The euphoria surrounding AI in the wake of the introduction of ChatGPT in November is what's driving the unexpected equity outperformance. The seven top IT companies, including Microsoft and Nvidia, are responsible for roughly half of the market's gains. The enthusiasm has prompted a boom in shares of computer and software behemoths.
Better-than-expected corporate earnings and economic data have also helped US stocks tune out bond market recession alarms.
However, during the last week or so, it can be observed that flows have started to move into other sectors of the S&P 500, boosting the performance further.
US v China
Meanwhile, enthusiasm for China turned out to be unfounded. The expectations for the Asian economy's development reached a 17-year high in January, while allocation to emerging markets, including China, climbed to levels not seen since June 2021.
An MSCI index that tracks stocks in emerging countries is currently eight percentage points behind its US equivalent this year. Chinese equities remained one of the worst laggards rather than rising to the top performer, as projected by Wall Street. Additionally, strategists at companies like Morgan Stanley and Goldman Sachs are hastily reducing their predictions.
China's rocky recovery from the pandemic is an issue. Recent figures reveal that manufacturing is declining once again, the housing market is failing, and local governments' financing vehicles are struggling to pay off their debt after an early recovery following the lifting of the Covid limitations.
Dollar v Yen
Another area where investors misjudged is the currency market. In a study conducted by BofA in December, the percentage of fund managers who were considering a weaker dollar reached its highest level since 2006. The expectation that US interest rates would peak and reduce demand for the dollar underpinned the cautious outlook.

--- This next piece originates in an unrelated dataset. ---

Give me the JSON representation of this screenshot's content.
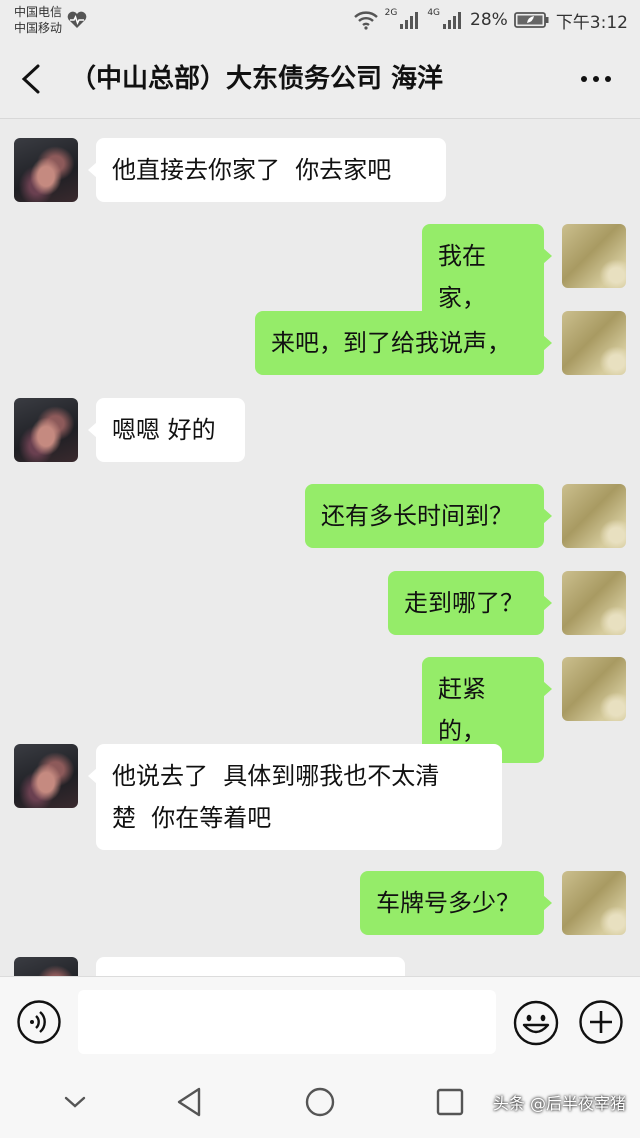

However, the dollar has maintained its strength as one of the highest-yielding currencies in the industrialised world thanks to a strong economy and persistent inflation.
That was especially discouraging for yen bulls, who had hoped that a prospective change in the Bank of Japan's ultra-easy monetary policy would halt a two-year decline. Kazuo Ueda, the new governor of the BOJ, has repeatedly emphasised the danger of a hasty removal of stimulus notwithstanding solid inflation.
Note, though, that USDJPY is rising higher, signalling dollar strength compared to the yen. Many will follow the Dollar Index (DXY), which would show a decline this year. However, this index is heavily weighted towards EURUSD with a 57.6% weighting, and the euro’s strength has risen with continued hikes from the ECB.